Enquanto todos conversavam e bebericavam, o Cristo estava ali a olhar em silêncio tudo o que transcendia a tela. E sob este olhar quantas loucuras, carícias e declarações amorosas não foram realizadas. Igualmente, quantas repreendas e lições foram dadas e recebidas aos filhos que, por hora, residem distantes do lar e da asa protetora dos pais. A maternidade é eterna, mas seu domínio é efêmero e passageiro, permanecendo na saudade dos rebentos que apenas retornam como visitas, deixando os quartos e os corações vazios.

Ela olha para Morfeu e sorri em cumplicidade com seus pensamentos tão privados.
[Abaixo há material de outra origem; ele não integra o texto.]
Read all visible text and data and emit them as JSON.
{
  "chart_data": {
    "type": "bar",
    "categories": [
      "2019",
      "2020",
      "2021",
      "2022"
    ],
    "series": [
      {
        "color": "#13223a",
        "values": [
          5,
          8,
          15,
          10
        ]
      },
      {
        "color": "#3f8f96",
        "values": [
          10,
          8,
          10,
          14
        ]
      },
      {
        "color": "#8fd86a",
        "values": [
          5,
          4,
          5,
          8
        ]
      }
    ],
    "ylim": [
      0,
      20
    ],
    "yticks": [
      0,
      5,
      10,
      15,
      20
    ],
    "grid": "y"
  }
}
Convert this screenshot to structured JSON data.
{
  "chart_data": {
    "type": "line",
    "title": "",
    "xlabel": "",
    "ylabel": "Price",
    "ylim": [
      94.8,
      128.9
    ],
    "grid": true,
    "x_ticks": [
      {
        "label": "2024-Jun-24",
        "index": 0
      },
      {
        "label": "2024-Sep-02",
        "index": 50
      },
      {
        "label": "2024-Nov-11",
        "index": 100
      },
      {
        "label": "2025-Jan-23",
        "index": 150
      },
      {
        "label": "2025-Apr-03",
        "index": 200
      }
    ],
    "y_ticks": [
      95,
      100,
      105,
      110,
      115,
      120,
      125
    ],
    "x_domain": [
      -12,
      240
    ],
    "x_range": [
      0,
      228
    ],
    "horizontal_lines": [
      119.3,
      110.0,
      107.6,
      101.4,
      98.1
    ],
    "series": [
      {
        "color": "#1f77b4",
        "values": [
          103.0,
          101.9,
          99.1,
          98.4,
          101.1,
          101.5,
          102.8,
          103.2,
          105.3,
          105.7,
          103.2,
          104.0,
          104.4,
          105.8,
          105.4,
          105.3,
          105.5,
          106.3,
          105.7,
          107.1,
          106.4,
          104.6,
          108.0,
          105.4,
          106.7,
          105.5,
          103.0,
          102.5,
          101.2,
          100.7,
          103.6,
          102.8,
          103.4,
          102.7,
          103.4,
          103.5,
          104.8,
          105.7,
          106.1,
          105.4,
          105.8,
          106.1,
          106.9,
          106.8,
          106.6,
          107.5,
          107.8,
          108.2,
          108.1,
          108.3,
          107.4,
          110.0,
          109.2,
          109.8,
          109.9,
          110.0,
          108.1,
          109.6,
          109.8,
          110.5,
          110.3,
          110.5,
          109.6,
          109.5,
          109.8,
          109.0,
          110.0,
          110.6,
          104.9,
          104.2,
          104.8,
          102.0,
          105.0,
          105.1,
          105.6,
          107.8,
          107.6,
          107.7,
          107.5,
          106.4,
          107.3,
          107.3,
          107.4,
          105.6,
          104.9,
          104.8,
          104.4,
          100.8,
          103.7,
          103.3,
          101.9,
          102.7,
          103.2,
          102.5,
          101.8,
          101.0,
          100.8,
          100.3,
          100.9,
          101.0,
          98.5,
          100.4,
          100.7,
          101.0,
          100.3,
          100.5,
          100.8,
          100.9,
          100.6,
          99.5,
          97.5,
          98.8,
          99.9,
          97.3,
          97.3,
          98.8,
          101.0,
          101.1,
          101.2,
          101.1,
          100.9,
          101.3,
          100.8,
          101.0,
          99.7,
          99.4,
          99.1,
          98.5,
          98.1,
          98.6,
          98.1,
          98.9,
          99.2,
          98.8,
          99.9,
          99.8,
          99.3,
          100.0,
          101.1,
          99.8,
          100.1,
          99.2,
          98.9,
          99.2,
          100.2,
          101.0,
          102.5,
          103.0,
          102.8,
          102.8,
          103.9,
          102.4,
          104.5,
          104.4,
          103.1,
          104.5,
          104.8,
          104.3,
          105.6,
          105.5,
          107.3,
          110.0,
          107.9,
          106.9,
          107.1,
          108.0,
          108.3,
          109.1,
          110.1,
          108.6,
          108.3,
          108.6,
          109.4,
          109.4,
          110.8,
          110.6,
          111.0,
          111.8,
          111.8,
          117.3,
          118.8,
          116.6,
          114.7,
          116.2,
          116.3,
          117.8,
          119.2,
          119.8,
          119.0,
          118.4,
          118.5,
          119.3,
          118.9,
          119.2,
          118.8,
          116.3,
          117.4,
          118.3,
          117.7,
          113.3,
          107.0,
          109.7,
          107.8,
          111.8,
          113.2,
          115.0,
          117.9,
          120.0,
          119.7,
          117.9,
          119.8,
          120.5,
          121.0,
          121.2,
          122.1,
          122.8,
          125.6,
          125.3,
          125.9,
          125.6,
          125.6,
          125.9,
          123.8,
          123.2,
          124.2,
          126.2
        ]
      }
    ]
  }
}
Agora, novamente, são apenas os dois, juntos à mesa. Como há vinte e cinco anos atrás. Ainda reconhece os traços retos e marcantes daquele jovem que a conquistou. Na primeira vez que se sentou nesta mesma cadeira, à sua frente tinha um jovem homem recheado em sonhos, inseguro de suas realizações e apaixonado. Via nele o reflexo do desejo de quem experimentou o sexo, e gostou.

Era uma sensação gostosa, difícil de se descrever aquela que leva uma mulher a se encantar com um homem que mal conhece e entregar a ele todos os próximos dias de sua vida e receber dele os seus numa economia em que se ganha ao se entregar. Pode ver hoje sob a suave tintura alva depositada pelo tempo e por trás das rugas e sobrepeso aquele mesmo garoto encantador de antes. Que substituíra apenas seu sorriso largo de seu queixo reto e viril por um semblante plácido de quem alcançou a estagnação senil. Suas reflexões privadas já perduravam meia hora e nenhuma palavra fora dita por seu amante, nem por ela mesma. Permanecem cúmplices, mas agora em vez de sonhos partilham o silêncio.
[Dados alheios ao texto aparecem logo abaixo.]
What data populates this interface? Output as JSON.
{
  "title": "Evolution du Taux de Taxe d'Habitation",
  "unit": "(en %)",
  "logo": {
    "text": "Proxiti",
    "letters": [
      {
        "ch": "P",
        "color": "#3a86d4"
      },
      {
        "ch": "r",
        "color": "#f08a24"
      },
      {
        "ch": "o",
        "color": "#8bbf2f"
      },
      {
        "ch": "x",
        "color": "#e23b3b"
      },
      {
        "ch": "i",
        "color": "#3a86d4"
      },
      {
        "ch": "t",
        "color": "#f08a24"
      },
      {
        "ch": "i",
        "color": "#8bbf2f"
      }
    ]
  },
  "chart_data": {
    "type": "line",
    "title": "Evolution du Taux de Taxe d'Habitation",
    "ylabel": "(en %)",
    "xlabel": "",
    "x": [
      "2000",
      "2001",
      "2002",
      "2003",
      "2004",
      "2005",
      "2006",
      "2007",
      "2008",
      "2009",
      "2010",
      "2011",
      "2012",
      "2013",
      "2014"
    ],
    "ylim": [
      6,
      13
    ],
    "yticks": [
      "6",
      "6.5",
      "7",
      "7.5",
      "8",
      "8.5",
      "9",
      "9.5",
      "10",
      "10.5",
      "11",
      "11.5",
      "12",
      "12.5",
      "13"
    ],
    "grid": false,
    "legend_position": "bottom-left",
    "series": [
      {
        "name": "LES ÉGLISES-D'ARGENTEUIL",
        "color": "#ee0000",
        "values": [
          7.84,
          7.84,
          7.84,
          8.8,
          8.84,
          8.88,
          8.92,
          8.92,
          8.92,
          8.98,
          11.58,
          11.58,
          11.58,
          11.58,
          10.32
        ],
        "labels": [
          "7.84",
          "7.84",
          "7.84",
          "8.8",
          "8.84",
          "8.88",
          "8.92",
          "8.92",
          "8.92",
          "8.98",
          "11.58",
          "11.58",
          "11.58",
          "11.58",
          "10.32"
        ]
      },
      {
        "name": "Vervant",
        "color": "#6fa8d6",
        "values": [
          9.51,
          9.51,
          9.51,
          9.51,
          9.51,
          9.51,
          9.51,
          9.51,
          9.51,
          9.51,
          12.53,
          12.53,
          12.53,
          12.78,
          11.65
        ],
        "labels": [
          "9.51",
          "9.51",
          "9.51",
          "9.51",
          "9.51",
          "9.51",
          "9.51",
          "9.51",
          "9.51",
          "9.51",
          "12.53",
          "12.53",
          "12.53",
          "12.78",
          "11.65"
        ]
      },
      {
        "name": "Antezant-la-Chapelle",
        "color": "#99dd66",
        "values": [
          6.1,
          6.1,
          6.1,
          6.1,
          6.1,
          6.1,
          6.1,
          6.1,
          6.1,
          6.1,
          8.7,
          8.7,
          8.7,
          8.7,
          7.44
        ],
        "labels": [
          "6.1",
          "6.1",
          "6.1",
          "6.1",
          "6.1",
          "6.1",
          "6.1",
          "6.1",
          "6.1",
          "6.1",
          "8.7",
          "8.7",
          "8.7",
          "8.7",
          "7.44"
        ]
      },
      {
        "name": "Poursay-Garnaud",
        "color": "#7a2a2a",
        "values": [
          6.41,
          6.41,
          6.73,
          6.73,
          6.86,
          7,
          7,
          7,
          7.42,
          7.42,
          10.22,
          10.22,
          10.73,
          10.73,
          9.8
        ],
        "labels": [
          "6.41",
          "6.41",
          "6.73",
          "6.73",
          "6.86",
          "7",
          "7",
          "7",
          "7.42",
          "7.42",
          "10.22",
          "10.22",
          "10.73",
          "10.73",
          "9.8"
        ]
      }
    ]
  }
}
Alice lembra dos momentos mais íntimos que viveu em tempos áureos aos braços de Morfeu. Um calafrio gostoso sobe-lhe pela espinha eriçando seus pêlos expostos nos braços amolecidos pelo tempo. Ela também não é mais aquela mocinha de pele aveludada e curvas desenhadas à mão pela mãe natureza. Agora ela também sente-se quadrada e deselegante quanto o senhor que toma sereno e comportado o seu café. Olha para baixo e vê grandes seios entregues à energia da gravidade. Porém é outra energia que quer Alice se entregar neste momento, de seios, corpo e alma. Um desejo martela-lhe privadamente. Ela quer o calor de Morfeu a correr pelo seu corpo e aquecer suas entranhas.
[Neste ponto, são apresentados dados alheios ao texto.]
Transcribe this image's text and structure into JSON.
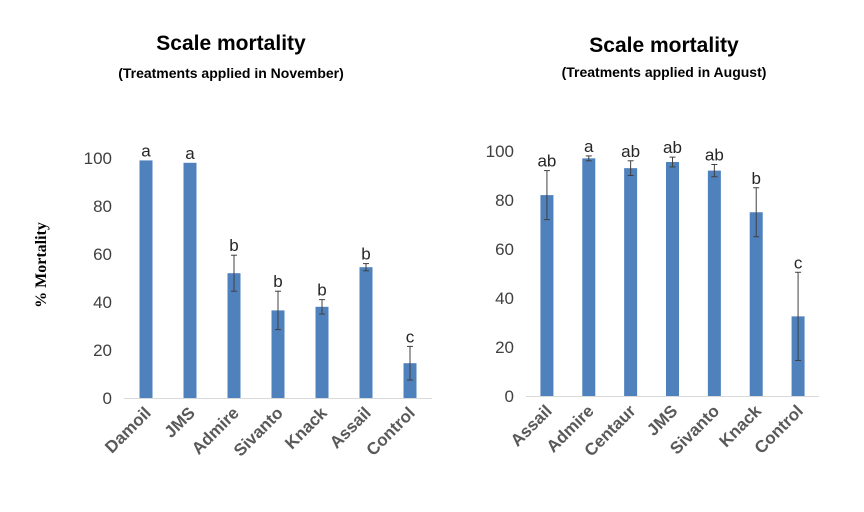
{
  "chart_data": [
    {
      "type": "bar",
      "title": "Scale mortality",
      "subtitle": "(Treatments applied in November)",
      "ylabel": "% Mortality",
      "xlabel": "",
      "ylim": [
        0,
        100
      ],
      "yticks": [
        0,
        20,
        40,
        60,
        80,
        100
      ],
      "grid": false,
      "legend": "none",
      "color": "#4f81bd",
      "categories": [
        "Damoil",
        "JMS",
        "Admire",
        "Sivanto",
        "Knack",
        "Assail",
        "Control"
      ],
      "values": [
        99,
        98,
        52,
        36.5,
        38,
        54.5,
        14.5
      ],
      "errors": [
        0,
        0,
        7.5,
        8,
        3,
        1.5,
        7
      ],
      "letters": [
        "a",
        "a",
        "b",
        "b",
        "b",
        "b",
        "c"
      ]
    },
    {
      "type": "bar",
      "title": "Scale mortality",
      "subtitle": "(Treatments applied in August)",
      "ylabel": "",
      "xlabel": "",
      "ylim": [
        0,
        100
      ],
      "yticks": [
        0,
        20,
        40,
        60,
        80,
        100
      ],
      "grid": false,
      "legend": "none",
      "color": "#4f81bd",
      "categories": [
        "Assail",
        "Admire",
        "Centaur",
        "JMS",
        "Sivanto",
        "Knack",
        "Control"
      ],
      "values": [
        82,
        97,
        93,
        95.5,
        92,
        75,
        32.5
      ],
      "errors": [
        10,
        1,
        3,
        2,
        2.5,
        10,
        18
      ],
      "letters": [
        "ab",
        "a",
        "ab",
        "ab",
        "ab",
        "b",
        "c"
      ]
    }
  ]
}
Num sorriso maroto Alice se aproxima vacilante e sorrateira sem ser notada por Morfeu. Ela pára e recua indo para o quarto. Diante da penteadeira observa-se no espelho. Vê uma senhora despenteada com uma camiseta rasgada da última campanha política de um deputado, cujo nome mal dá para ler num borrão vermelho ostentado sobre seus grandes e caídos seios. Abaixo está uma saia preta desbotada e sandálias de dedos. Como a pele está prejudicada! Uma lágrima desce silenciosa percorrendo singela por sua face. Sua feminilidade se esvaiu sem ser notada. Aquela pessoa noutro lado do espelho tinha idade para ser sua mãe. Mal percebeu como o tempo consumira seu corpo. Na flor da maturidade, faltando pouco para completar cinqüenta anos, viu em si uma mulher de setenta. Outras lágrimas se juntam à primeira, trazendo com elas soluços e logo um choro copioso e sentido. Deita-se na cama e entrega-se ao desamparo. Não fora isto que havia planejado. Estava velha antes do tempo. As atividades diárias não a deixaram perceber a juventude e ânimo se esvaindo a cada dia.

Debruçada sobre a cama retornou ao passado, indo ainda mais longe nas lembranças. Quando era garotinha sua mãe lhe contava a história de Alice no País das Maravilhas, da qual veio o seu prenome. Sua maior alegria era brincar de Alice e criava a cada brincadeira um novo personagem a povoar o sonho encantado da menina.

Vira-se de costas para a cama e olhando para o teto suspira sentida. “Alice no pais da realidade, isto sim é o que vivo...” disse para si mesma. Resolve levantar-se e vai tomar banho. Toca seu corpo pensando em como poderia ser diferente a sua vida. Pensa em tantas artistas famosas até mais velhas do que ela que ostentam corpos lindos e sedutores a dar inveja a qualquer mocinha. Ela não!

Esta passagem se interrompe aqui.